Under the previous rules it had been pretty tight for low deposit investors as banks wanted to have a 5 per cent buffer which effectively meant no lending was taking place for those with less than a 30 per cent deposit.
For owner-occupiers the banks had kept themselves to around 15 per cent of new lending to low deposit home buyers, 5 per cent below the 20 per cent cap.
Westpac chief economist Dominick Stephens said it took the RBNZ's referral to 'high-risk lending' to mean the new LVRs would focus on property investors.
He said reintroducing the restrictions on March 1 would bring forward the RBNZ's earlier commitment to keep the LVRs off until May 1.
At the same time, the RBNZ has further delayed its plan to require banks to hold more capital until July 2022 (previously July 2021).
"We interpret this combination of announcements as the RBNZ starting to address the widespread concern that its low interest rate policy is boosting house prices more than other parts of the economy.

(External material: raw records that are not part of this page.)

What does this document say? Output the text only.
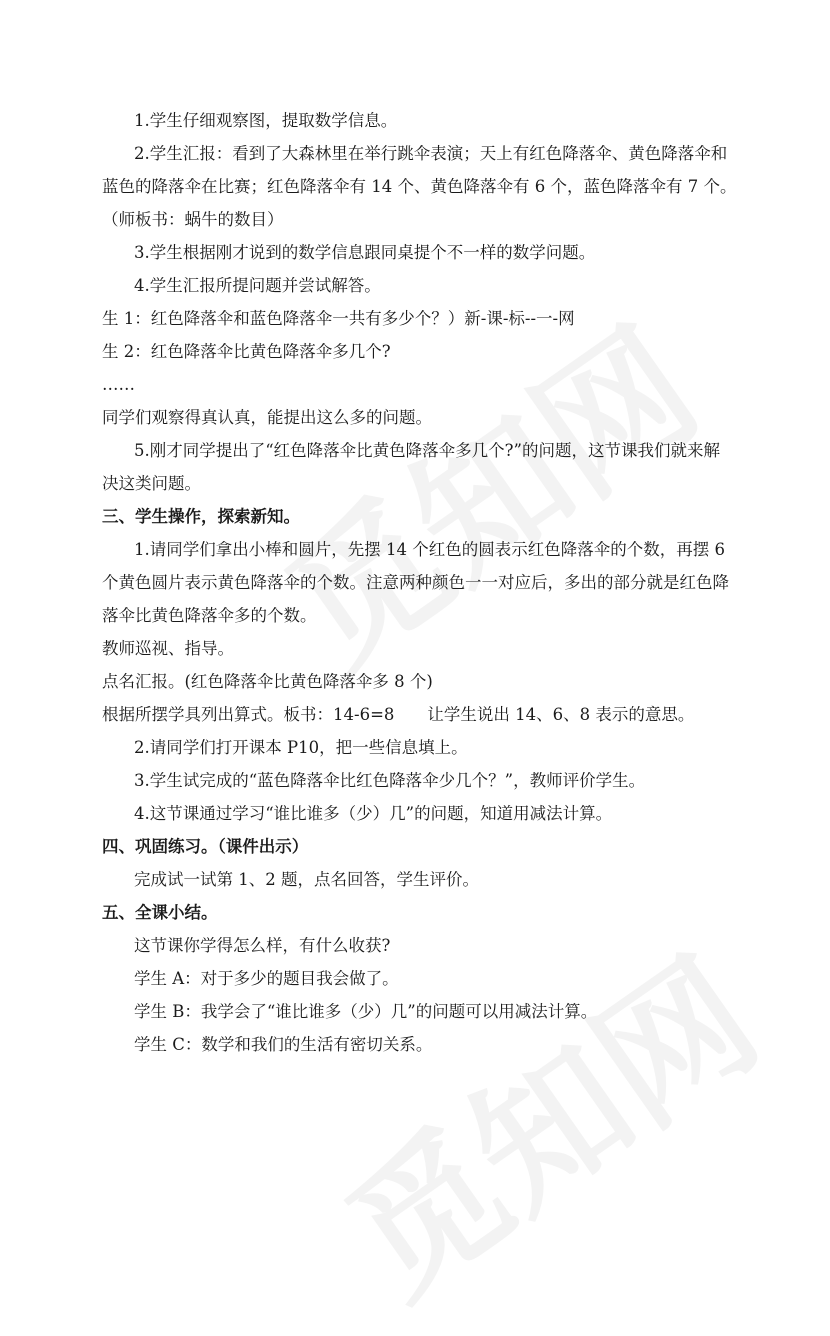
1.学生仔细观察图，提取数学信息。
2.学生汇报：看到了大森林里在举行跳伞表演；天上有红色降落伞、黄色降落伞和
蓝色的降落伞在比赛；红色降落伞有 14 个、黄色降落伞有 6 个，蓝色降落伞有 7 个。
（师板书：蜗牛的数目）
3.学生根据刚才说到的数学信息跟同桌提个不一样的数学问题。
4.学生汇报所提问题并尝试解答。
生 1：红色降落伞和蓝色降落伞一共有多少个？）新-课-标--一-网
生 2：红色降落伞比黄色降落伞多几个?
……
同学们观察得真认真，能提出这么多的问题。
5.刚才同学提出了“红色降落伞比黄色降落伞多几个?”的问题，这节课我们就来解
决这类问题。
三、学生操作，探索新知。
1.请同学们拿出小棒和圆片，先摆 14 个红色的圆表示红色降落伞的个数，再摆 6
个黄色圆片表示黄色降落伞的个数。注意两种颜色一一对应后，多出的部分就是红色降
落伞比黄色降落伞多的个数。
教师巡视、指导。
点名汇报。(红色降落伞比黄色降落伞多 8 个)
根据所摆学具列出算式。板书：14-6=8　　让学生说出 14、6、8 表示的意思。
2.请同学们打开课本 P10，把一些信息填上。
3.学生试完成的“蓝色降落伞比红色降落伞少几个？”，教师评价学生。
4.这节课通过学习“谁比谁多（少）几”的问题，知道用减法计算。
四、巩固练习。（课件出示）
完成试一试第 1、2 题，点名回答，学生评价。
五、全课小结。
这节课你学得怎么样，有什么收获?
学生 A：对于多少的题目我会做了。
学生 B：我学会了“谁比谁多（少）几”的问题可以用减法计算。
学生 C：数学和我们的生活有密切关系。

"The housing market is now booming, and the public has correctly perceived that the main cause is low interest rates. That threatens both financial stability and the RBNZ's social and political license to operate monetary policy."
Dominick said the actions were designed to help by suppressing housing lending and supporting business lending.
"LVRs on property investors might take some of the heat out of the housing market. Meanwhile, capital requirements would be a handbrake mostly on business lending. Delaying their introduction is therefore supportive for business lending."
Bascand said it was further delaying the start of increases in bank capital to allow banks headroom to respond to the effects of the Covid-19 pandemic and to support the economic recovery.
"Covid-19 has emphasised the importance of buffers in the financial system. The more capital a bank holds, the better it can weather economic storms and meet customer needs during tough times.
"Delaying the implementation of parts of the capital review decisions by a further 12 months strikes the right balance between providing more headroom for banks to support lending now by drawing on their capital buffers, while also ensuring that capital levels lift in the longer term to support financial stability."
Bascand said the RBNZ remained committed to increasing capital requirements in the medium-term to underpin financial stability.
The RBNZ would reconfirm the timing of the changes near the end of 2021 and would consider making further amendments if conditions warranted it.
It will also keep restrictions on bank dividends in place until the end of March or later if required.
The RBNZ put a halt on dividends and redeeming of non-common equity tier 1 capital instruments in April.
It has also told insurers that it expects insurers will only make dividend payments if it is prudent for that insurer to do so having regard to their own stress testing and the elevated risks in the current environment.